Les habitants de Béchar et d’Ouakda sont presque tous des khammès (métayers, il serait plus juste peut-être de dire des serfs).
Comme partout au Sahara la prééminence sociale appartient aux nomades, qui sont ici les Ouled Djerir[129].
Ils sont 5000 d’après le lieutenant Cavard, avec 600 tentes, et ils pourraient mettre en ligne 1100 fantassins et 80 cavaliers.
Ils ont des terrains de culture dans l’O. Namous (Oglat Djedida) et dans l’O. Zousfana (el Morra). Ils ont des droits de propriété à Bou Yala, Tebouda, Fendi. Ils ensilotent à Béchar et à Ouakda, où ils sont propriétaires d’une grande partie des palmiers, et dont ils sont en somme les suzerains.
Maigre suzeraineté d’ailleurs, car il est notoire que les Ouled Djerir sont pauvres ; ils n’ont pas assez d’orge ni de dattes pour leur consommation ; conformément à tous les usages sahariens ils comblent le déficit par les bénéfices du banditisme ; et de la sorte la pauvreté entretient chez eux des vertus militaires qui rehaussent leur prestige.
D’après Cavard, leur arbre généalogique remonte au VIIe siècle après J.-C. ; à cette époque vivait Djerir, l’ancêtre éponyme ; et c’est alors que la tribu s’est individualisée en se séparant des Hamyan.
Ces hobereaux besogneux partagent l’autorité avec une autre grande puissance, religieuse celle-là, la zaouia (monastère) de Kenatsa. Kenatsa est à 24 kilomètres de Béchar, exactement au pied de l’escarpement terminal de la hammada qui porte son nom. Les sources qui alimentent les jardins sont dans les grès houillers à la base de l’escarpement. La zaouia a un aspect d’ancienne prospérité ; elle s’annonce de loin par un gracieux minaret bâti en briques, sans faïences apparentes, il est vrai ; autant qu’on peut en juger à quelque distance, car la visite en est prohibée, c’est l’architecture de Tlemcen, de Fez et de Marrakech qu’elle rappelle, et non pas du tout ces grossières mosquées en pisé blanchi, de profil déjà soudanais, qu’on voit aux oasis sahariennes. (Voir pl.
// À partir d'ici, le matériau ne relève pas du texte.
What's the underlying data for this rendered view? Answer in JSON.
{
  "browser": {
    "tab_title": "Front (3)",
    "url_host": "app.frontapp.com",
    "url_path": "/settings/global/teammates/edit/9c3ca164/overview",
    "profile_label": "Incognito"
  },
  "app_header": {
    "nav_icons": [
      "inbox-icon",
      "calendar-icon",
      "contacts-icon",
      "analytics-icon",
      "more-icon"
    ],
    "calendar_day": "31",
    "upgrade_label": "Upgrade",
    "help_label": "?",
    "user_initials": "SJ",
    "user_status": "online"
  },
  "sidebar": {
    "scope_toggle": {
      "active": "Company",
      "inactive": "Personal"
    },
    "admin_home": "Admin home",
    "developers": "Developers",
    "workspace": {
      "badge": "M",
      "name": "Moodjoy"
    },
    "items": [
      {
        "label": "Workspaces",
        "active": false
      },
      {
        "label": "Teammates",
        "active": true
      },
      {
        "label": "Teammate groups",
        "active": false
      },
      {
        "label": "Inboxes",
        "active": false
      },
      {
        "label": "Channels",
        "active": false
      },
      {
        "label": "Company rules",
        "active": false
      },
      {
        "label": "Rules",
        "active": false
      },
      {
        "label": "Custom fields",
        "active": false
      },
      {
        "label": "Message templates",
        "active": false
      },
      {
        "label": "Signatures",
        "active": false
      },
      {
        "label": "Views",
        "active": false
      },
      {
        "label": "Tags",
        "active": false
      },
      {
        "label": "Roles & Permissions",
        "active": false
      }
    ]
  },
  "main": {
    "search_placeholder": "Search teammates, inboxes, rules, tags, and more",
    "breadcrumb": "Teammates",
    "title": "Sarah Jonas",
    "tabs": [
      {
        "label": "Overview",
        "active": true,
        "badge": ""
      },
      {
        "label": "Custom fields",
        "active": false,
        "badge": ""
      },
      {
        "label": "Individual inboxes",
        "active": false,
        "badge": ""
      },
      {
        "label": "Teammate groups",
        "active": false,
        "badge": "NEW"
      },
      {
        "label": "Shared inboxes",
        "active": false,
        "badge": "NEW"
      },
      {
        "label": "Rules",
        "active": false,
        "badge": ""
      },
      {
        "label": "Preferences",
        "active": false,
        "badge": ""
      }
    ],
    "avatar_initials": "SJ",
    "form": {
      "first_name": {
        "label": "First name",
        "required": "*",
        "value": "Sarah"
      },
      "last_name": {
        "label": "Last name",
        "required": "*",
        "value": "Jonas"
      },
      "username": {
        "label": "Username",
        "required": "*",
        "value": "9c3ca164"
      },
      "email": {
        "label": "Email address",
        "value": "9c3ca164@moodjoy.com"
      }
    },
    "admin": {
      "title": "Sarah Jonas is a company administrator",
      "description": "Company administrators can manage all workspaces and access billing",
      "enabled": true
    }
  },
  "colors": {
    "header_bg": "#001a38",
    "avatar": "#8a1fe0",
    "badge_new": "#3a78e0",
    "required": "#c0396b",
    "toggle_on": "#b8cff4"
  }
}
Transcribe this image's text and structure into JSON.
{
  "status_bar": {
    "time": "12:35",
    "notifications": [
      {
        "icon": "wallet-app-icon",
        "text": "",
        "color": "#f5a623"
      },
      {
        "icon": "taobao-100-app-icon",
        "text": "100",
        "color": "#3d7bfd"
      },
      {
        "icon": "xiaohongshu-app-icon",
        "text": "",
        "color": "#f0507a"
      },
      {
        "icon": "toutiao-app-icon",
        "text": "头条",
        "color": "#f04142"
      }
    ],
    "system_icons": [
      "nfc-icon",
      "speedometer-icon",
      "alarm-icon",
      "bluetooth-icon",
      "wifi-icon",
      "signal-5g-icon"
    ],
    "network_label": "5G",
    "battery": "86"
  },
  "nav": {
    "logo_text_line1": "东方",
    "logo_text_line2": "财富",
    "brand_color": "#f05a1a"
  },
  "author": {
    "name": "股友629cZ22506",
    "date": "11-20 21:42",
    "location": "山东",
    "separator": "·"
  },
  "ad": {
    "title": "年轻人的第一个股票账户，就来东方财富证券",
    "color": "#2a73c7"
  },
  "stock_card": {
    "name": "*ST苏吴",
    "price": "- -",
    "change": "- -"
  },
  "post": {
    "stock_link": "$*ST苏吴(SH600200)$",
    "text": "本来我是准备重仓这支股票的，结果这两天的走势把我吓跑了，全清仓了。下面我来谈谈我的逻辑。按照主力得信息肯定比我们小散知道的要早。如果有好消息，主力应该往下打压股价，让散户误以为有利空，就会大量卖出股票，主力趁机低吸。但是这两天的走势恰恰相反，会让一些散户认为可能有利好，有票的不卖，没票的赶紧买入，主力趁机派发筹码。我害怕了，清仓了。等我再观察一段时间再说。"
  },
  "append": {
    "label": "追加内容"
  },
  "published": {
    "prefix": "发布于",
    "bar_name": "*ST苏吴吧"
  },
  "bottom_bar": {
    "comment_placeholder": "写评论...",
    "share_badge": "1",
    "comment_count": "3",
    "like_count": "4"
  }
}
XXVIII, [phot. 54.]) La zaouia possède certainement une bibliothèque, avec des manuscrits curieusement enluminés sur papier de luxe ; il est non moins certain par malheur que ces manuscrits sont mangés aux rats. Enfin Kenatsa a ses Juifs, ce qui revient à dire, en pays marocain, un peu d’industrie et de commerce.
L’ordre religieux de Kenatsa (les Ziania) a été fondé au XVIIe siècle par un chérif marocain originaire de l’O. Draa.
Tar’it. — La création d’un poste militaire au ksar de Tar’it (alias Taghit), a donné à ce nom une sorte de notoriété. L’usage s’est à peu près établi d’étendre ce nom à toute l’agglomération humaine qui se décompose en cinq ksars : Zaouia Fokania, Tar’it, Barrebi, Bakhti et Zaouia Tahtania. Les indigènes de ces cinq ksars ont pourtant un nom d’ensemble, celui de Beni Goumi, qui est fort ancien et se trouve déjà dans Ibn Khaldoun.
La palmeraie de Tar’it ou des Beni Goumi s’allonge sur 16 kilomètres le long de l’oued Zousfana entre le monastère d’amont (Zaouia Fokania), et le monastère d’aval (Z. Tahtania).